Rules and reporting requirements for company-run stress testing, resolution plans, the Volcker rule, high-volatility commercial real estate exposures, examination cycles, municipal obligations as high-quality liquid assets, and other provisions contained in regulatory relief legislation enacted last month are addressed in a statement issued Friday by the federal banking agencies.
In a joint statement, the Federal Reserve, the Federal Deposit Insurance Corp. (FDIC), and the Office of the Comptroller of the Currency (OCC) described interim positions that the regulatory agencies will take on changes made through the new law – the Economic Growth, Regulatory Relief, and Consumer Protection Act (EGRRCPA, S. 2155) – before incorporating the changes into their regulations.
The legislation was signed into law by President Donald Trump May 24.
“The amendments made by EGRRCPA provide for additional tailoring of various provisions of the banking laws while maintaining the authority of the agencies to ensure the safety and soundness of the institutions they supervise and to apply the enhanced prudential standards in the Dodd-Frank Act that address financial stability,” the agencies said, referring to the Dodd-Frank Wall Street Reform and Consumer Protection Act of 2010. That legislation was passed in the wake of the financial crisis of the latter part of the last decade.
More specifically, the joint statement outlines several interim positions regarding existing rules affected by the new law, including:
Company-Run Stress Testing
- Deadlines are extended for all regulatory requirements related to company-run stress testing for depository institutions with average total consolidated assets of less than $100 billion until Nov. 25, 2019 (at which time the two statutory exemptions in the new law will be in effect).
- The Fed and the FDIC will not enforce the final rules establishing resolution planning requirements in a manner inconsistent with the amendments made by EGRRCPA to section 165 of the Dodd-Frank Act.
- The agencies said they will not enforce the final rule implementing section 13 of the Bank Holding Company (BHC) Act “in a manner inconsistent with the amendments made by EGRRCPA to section 13 of the BHC Act.” The agencies also intend to address the statutory amendments through a separate rulemaking process, the statement said.
High-Volatility Commercial Real Estate (HVCRE) Exposures
- The statement notes that new law provides that, effective upon enactment, the banking agencies may only require a depository institution to assign a heightened risk weight to an HVCRE exposure if such exposure is an “HVCRE ADC Loan,” as defined in section 214 of EGRRCPA. “Accordingly, a depository institution is permitted to risk-weight at 150 percent only those commercial real estate exposures it believes meet the statutory definition of HVCRE ADC Loan,” the statement notes.
Extended Exam Cycle
- The agencies intend to engage in rulemaking to implement provisions in the new law increasing the total asset threshold for well-capitalized insured depository institutions to be eligible for an 18-month examination cycle from $1 billion to $3 billion, making an 18-month examination cycle available to a larger number of “1-rated” institutions, and authorizing the agencies to make corresponding changes for “2-rated” institutions.
Municipal Obligations as High-Quality Liquid Assets (HQLA)
- The agencies said they intend to engage in rulemaking to address these provisions.

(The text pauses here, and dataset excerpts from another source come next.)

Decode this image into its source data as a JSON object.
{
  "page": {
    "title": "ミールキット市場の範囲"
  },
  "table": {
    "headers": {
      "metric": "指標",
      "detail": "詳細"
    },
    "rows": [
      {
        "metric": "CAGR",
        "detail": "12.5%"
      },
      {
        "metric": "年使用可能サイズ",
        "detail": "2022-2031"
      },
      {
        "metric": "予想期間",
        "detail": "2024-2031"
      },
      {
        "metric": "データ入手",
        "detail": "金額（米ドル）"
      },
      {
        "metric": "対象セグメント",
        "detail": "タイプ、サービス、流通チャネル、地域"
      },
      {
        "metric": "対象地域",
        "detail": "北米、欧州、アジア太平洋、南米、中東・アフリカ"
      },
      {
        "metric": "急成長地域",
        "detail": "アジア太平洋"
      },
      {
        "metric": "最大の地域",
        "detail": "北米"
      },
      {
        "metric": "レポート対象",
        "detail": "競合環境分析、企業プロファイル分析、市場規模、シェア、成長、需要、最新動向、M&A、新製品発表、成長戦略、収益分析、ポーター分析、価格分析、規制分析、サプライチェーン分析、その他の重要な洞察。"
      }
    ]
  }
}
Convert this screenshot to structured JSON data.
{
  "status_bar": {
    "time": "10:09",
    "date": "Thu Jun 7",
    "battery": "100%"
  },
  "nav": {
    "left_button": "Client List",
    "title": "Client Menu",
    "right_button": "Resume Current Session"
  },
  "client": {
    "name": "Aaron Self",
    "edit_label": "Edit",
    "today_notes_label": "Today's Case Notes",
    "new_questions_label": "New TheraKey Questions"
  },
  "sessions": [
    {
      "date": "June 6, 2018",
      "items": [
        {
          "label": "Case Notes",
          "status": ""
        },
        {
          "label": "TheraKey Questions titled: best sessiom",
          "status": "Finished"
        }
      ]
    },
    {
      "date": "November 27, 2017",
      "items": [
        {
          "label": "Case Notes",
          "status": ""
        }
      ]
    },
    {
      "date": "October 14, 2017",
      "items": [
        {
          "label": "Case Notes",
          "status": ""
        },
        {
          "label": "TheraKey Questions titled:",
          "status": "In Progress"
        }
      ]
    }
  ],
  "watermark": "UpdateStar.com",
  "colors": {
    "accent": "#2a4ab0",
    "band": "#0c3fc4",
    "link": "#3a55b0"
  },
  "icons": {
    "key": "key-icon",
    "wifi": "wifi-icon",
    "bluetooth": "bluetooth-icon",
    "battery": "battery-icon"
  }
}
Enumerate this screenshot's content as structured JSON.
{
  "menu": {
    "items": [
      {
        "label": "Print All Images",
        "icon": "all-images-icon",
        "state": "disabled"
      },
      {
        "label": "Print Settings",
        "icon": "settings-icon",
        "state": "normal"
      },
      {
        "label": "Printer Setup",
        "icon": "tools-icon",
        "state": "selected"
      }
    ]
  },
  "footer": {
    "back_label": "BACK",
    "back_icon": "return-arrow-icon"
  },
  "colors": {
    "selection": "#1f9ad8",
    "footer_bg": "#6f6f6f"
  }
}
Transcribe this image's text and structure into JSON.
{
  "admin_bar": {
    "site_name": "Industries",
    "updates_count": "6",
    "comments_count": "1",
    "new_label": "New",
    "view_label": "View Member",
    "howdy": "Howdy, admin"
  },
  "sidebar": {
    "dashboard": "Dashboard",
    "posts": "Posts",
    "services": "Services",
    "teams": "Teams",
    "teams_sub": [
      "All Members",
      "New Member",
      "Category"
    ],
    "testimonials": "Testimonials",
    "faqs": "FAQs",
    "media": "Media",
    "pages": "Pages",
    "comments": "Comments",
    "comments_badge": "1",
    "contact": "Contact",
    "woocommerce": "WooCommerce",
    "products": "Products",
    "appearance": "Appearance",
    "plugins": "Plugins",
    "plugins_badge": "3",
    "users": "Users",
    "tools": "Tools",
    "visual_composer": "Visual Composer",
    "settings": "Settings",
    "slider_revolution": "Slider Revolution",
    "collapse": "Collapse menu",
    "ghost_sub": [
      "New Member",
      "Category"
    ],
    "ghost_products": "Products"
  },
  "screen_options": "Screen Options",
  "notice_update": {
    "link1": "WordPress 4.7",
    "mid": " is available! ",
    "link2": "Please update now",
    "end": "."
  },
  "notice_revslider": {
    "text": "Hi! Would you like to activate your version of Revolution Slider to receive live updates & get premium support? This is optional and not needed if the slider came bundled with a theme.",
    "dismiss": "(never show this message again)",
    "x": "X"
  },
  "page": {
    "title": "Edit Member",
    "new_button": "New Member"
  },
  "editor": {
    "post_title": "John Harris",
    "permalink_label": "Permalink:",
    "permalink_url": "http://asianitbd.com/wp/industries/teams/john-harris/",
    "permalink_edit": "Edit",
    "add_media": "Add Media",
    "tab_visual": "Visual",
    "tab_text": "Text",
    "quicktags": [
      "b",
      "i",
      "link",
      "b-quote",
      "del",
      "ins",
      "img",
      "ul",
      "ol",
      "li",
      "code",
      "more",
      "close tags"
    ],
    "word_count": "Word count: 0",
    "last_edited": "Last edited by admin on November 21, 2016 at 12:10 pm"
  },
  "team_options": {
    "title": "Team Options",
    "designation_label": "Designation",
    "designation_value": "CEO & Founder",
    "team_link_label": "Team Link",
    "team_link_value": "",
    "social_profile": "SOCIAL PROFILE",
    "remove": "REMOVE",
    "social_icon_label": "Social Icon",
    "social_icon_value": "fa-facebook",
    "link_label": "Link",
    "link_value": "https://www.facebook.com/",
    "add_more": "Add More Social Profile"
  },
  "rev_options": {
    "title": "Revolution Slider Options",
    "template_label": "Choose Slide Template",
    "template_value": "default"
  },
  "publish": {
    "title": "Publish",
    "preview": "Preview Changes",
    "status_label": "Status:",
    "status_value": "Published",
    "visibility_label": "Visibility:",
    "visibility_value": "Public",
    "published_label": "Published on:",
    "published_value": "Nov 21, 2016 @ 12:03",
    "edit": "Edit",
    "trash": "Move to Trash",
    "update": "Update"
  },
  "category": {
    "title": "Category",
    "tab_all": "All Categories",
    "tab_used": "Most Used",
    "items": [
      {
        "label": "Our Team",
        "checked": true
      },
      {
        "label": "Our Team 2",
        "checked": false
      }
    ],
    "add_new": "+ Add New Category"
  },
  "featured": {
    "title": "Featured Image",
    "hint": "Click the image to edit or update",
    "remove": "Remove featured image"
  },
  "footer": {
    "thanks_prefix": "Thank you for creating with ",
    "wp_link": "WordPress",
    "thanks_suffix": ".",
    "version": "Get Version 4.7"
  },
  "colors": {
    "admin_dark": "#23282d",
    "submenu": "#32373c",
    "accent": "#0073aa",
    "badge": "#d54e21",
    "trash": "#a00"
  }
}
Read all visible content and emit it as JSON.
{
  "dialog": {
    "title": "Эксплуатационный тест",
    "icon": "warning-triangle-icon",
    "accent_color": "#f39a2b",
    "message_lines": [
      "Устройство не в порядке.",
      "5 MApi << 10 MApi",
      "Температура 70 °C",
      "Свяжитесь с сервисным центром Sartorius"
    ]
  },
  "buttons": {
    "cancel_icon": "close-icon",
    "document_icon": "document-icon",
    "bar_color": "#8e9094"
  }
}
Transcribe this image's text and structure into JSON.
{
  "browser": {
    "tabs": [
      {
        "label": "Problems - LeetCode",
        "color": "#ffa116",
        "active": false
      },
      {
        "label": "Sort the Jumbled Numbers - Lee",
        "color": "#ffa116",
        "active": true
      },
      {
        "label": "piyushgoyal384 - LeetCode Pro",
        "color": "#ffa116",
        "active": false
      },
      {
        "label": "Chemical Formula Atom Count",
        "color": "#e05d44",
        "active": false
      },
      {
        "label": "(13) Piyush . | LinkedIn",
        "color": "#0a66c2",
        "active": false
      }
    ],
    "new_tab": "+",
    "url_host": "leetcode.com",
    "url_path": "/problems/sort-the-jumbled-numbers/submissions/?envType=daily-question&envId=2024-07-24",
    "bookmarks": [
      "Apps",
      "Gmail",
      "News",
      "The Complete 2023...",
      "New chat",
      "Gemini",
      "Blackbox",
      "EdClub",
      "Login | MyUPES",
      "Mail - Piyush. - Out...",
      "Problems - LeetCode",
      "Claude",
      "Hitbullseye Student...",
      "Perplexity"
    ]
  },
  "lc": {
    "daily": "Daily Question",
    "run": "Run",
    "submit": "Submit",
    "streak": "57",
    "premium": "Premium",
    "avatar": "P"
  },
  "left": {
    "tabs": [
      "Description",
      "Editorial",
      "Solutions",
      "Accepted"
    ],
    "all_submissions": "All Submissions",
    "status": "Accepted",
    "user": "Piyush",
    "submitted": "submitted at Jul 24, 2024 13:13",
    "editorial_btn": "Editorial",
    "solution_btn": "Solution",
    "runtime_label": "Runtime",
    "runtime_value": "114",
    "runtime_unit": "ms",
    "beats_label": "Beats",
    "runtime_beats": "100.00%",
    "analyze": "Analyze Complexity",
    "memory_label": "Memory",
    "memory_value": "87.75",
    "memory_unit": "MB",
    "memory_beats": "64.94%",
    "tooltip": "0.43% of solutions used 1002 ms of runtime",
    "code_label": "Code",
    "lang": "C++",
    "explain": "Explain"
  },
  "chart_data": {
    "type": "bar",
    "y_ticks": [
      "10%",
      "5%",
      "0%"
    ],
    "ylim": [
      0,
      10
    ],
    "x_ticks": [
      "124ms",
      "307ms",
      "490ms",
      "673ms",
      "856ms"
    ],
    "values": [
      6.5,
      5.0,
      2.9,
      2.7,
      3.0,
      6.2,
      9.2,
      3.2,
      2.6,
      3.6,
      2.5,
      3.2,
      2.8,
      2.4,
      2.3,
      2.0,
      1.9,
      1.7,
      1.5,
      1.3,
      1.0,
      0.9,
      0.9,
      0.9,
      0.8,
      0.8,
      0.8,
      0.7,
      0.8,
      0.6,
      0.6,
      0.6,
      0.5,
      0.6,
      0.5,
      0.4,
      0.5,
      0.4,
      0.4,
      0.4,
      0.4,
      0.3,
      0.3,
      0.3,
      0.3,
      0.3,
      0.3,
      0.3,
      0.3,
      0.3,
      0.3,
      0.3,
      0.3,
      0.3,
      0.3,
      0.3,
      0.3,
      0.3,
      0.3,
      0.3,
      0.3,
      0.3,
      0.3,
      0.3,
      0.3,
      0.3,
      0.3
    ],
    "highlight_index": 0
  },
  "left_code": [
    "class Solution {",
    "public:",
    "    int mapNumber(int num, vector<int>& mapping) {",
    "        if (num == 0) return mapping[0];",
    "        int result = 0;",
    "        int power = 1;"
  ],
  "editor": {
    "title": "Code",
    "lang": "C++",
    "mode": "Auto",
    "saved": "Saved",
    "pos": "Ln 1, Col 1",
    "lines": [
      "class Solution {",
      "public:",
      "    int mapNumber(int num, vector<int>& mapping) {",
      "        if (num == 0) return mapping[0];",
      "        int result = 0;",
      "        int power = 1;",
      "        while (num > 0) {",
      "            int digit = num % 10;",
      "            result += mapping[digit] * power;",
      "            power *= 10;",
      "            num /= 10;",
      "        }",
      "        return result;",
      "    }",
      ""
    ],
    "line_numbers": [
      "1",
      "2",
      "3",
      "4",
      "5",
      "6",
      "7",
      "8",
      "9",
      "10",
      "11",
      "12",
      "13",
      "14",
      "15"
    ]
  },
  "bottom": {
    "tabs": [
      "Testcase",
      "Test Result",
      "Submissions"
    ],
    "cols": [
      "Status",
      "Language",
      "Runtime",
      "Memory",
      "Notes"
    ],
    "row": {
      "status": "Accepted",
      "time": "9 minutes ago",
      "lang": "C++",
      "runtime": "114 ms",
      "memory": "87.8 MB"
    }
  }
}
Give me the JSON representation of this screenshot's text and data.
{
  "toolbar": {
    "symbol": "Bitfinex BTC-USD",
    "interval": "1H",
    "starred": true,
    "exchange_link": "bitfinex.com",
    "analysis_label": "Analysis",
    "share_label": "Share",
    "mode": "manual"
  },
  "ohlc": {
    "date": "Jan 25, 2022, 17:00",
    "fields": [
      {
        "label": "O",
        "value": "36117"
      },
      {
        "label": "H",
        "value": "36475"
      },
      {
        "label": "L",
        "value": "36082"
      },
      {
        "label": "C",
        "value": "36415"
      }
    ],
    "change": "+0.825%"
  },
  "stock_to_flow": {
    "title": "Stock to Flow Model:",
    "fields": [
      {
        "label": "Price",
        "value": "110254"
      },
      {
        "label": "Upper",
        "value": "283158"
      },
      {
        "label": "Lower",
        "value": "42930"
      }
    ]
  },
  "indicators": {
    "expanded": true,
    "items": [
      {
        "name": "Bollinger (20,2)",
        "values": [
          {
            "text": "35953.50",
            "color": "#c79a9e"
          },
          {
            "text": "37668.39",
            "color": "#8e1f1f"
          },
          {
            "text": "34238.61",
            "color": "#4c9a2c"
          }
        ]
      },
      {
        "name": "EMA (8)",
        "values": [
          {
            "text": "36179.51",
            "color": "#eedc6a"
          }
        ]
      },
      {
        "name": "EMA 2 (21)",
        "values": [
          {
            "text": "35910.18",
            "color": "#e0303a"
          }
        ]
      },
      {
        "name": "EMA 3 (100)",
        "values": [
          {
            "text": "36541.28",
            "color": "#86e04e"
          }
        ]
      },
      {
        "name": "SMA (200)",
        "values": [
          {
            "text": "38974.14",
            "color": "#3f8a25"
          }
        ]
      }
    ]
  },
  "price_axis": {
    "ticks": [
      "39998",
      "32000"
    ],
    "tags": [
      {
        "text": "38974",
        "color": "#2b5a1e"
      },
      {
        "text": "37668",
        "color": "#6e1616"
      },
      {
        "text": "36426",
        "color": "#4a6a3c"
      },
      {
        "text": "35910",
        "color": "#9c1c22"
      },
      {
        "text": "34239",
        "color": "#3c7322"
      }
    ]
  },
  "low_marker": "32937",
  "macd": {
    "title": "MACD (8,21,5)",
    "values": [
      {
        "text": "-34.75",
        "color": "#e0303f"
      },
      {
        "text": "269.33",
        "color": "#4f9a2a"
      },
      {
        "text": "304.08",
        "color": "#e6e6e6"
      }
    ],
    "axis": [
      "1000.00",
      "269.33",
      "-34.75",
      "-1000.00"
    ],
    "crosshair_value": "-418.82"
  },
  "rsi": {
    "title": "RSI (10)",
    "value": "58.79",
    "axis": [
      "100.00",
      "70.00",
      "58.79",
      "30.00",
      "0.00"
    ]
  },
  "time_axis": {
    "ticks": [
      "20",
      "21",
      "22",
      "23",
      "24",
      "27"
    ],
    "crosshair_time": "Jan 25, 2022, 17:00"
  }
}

However, in anticipation of implementing the changes through rulemaking, the agencies said they will not take action to require an institution subject to the liquidity regulations to exclude from the definition of HQLA municipal obligations that the institution believes meet the statutory criteria for inclusion in HQLA.
Appraisals for Qualifying Rural Transactions (less than $400,000)
- The agencies note that the provision became effective upon enactment but that they are reviewing the statutory provisions to determine whether further action is necessary
Finally, the statement notes that the actions the agencies are taking are consistent with the new law, but they will continue to supervise and regulate financial institutions to ensure the safety and soundness of individual institutions and the stability of the broader banking system.
“Thus, for example, while the agencies will not take action to require company-run stress testing by depository institutions with assets less than $100 billion, the capital planning and risk management practices of these institutions would continue to be reviewed through the regular supervisory process,” they noted.